Baumann also said: “In total we have ten million voters, now a few hundred thousand have taken to the streets for left-green politics. From our point of view, these are different target groups that were called upon, which overall represent this entire left-green caste in Germany.”
More than half a million demonstrators
Tens of thousands of people took part in the demonstrations against right-wing extremism and the AfD that have been going on for weeks over the weekend. The Federal Ministry of the Interior assumes that more than half a million people took to the streets against right-wing extremism from Friday to Sunday.

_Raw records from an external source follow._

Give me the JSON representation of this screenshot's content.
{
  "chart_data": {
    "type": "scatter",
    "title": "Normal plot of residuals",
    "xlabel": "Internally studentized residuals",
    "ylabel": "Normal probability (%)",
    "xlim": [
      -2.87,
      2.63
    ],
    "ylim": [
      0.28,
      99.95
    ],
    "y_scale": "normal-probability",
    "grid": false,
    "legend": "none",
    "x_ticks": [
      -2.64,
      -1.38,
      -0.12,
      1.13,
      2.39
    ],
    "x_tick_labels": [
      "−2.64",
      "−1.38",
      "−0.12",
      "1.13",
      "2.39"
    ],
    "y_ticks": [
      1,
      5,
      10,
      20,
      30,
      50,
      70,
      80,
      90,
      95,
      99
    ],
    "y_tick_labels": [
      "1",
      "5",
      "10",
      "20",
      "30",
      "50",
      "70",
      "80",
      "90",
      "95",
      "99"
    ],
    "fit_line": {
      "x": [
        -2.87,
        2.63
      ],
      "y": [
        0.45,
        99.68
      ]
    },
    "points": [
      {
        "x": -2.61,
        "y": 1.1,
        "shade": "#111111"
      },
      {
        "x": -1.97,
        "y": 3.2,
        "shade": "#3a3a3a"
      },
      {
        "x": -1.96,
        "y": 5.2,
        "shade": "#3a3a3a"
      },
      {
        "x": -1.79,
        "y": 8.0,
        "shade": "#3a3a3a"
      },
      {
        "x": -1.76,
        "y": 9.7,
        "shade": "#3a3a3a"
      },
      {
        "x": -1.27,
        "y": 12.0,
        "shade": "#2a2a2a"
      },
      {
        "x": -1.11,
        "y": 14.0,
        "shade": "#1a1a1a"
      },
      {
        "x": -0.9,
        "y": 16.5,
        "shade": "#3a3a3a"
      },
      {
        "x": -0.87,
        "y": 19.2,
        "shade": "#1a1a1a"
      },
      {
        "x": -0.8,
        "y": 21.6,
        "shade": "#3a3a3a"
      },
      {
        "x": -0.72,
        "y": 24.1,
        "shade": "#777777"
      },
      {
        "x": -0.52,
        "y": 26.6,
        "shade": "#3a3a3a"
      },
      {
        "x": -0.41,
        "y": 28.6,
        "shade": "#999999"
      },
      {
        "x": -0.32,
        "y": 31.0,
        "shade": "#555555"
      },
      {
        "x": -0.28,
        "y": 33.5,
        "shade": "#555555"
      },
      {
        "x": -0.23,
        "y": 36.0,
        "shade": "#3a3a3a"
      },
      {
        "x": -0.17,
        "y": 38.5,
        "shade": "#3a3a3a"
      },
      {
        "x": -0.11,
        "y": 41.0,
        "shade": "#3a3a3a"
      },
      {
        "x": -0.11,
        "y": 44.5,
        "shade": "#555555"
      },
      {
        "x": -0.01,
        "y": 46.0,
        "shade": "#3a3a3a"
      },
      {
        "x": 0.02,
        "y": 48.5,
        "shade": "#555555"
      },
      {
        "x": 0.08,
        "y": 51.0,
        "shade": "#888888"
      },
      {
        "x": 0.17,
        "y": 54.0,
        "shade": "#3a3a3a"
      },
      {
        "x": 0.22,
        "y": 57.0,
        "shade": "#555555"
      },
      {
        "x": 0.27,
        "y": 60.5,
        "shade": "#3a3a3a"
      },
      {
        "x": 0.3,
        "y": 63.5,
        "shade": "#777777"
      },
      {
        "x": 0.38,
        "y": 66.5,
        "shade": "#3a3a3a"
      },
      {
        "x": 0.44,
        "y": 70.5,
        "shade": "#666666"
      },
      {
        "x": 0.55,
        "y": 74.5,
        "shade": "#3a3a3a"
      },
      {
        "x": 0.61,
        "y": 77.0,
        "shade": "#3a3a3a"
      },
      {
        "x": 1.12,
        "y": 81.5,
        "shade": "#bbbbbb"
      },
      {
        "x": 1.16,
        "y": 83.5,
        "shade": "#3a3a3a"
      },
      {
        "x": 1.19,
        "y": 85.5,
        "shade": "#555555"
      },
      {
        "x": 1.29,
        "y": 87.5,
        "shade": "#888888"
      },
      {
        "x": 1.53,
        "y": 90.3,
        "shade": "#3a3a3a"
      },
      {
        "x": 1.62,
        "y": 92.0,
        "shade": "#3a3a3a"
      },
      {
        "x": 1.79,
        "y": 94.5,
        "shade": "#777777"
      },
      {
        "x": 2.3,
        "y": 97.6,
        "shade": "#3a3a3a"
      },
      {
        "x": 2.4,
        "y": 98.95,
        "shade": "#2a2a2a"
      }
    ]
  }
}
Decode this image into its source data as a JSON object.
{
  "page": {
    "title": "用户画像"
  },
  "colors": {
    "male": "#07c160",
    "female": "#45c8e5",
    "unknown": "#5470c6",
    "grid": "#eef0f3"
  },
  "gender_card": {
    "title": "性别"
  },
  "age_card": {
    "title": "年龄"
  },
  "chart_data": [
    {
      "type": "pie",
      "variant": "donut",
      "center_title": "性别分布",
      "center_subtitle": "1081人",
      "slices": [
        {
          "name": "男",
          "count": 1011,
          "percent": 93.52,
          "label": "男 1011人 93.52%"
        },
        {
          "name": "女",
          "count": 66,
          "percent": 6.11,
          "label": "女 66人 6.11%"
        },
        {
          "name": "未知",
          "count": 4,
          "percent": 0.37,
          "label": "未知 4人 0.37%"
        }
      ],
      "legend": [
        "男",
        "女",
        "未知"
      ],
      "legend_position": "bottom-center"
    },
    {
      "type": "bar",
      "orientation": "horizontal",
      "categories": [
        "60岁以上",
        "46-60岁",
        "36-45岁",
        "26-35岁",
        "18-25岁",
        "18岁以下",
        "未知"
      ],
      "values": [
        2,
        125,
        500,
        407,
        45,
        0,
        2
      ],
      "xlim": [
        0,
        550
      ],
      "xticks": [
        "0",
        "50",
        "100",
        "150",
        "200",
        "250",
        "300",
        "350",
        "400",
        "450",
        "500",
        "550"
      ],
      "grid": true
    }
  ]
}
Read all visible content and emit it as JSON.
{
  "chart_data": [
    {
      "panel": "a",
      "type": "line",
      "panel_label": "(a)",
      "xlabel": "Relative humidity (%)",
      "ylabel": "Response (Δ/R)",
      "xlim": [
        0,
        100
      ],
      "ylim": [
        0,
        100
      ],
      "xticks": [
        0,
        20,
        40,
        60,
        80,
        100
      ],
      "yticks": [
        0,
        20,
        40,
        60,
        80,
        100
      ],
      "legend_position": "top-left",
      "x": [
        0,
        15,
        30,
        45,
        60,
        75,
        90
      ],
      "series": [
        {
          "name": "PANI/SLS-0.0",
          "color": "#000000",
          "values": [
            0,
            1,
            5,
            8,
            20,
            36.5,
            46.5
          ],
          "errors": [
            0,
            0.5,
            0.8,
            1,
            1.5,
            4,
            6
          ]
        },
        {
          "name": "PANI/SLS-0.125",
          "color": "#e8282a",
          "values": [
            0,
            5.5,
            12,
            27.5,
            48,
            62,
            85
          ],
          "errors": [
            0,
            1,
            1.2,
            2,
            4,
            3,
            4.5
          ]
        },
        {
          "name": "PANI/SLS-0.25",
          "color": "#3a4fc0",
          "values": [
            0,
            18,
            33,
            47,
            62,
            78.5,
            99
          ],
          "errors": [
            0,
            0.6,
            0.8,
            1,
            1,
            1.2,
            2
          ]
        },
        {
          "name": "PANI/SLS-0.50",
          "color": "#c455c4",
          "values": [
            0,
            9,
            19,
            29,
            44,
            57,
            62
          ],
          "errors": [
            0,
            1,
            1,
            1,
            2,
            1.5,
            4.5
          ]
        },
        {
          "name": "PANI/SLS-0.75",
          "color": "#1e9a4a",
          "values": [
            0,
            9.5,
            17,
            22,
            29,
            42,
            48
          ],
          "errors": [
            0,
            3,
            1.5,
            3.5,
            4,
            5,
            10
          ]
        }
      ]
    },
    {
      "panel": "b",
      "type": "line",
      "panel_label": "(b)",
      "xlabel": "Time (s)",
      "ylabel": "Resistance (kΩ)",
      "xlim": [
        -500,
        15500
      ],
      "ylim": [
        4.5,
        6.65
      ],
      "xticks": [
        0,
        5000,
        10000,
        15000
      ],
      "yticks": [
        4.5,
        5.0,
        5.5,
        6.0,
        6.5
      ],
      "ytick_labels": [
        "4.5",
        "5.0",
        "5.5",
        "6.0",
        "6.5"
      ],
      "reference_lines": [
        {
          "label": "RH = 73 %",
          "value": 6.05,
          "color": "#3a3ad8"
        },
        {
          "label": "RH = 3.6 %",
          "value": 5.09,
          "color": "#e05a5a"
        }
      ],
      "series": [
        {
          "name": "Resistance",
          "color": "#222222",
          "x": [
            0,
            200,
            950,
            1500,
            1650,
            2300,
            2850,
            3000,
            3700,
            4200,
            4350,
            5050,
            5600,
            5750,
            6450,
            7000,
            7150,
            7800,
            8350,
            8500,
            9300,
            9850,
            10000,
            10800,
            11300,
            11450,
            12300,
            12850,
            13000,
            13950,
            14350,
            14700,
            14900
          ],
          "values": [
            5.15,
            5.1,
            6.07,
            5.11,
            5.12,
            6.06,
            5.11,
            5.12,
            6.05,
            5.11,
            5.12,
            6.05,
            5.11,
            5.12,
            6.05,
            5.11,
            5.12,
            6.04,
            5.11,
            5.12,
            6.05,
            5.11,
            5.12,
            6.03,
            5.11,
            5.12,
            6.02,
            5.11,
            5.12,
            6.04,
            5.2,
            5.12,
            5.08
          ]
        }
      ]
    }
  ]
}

A spokeswoman said there were 576,000 demonstrators in Berlin on Monday. She referred to police figures, but also pointed out that precise information was missing because there was no reporting system. The trigger was a report by the research center “Correctiv” about a meeting of radical right-wingers in Potsdam with some AfD politicians as well as individual members of the CDU and the very conservative Union of Values.
The former head of the right-wing extremist Identitarian Movement in Austria, Martin Sellner, said he spoke about “remigration” at the meeting on November 25th. When right-wing extremists use the term, they usually mean that a large number of people of foreign origin should leave the country, even under duress.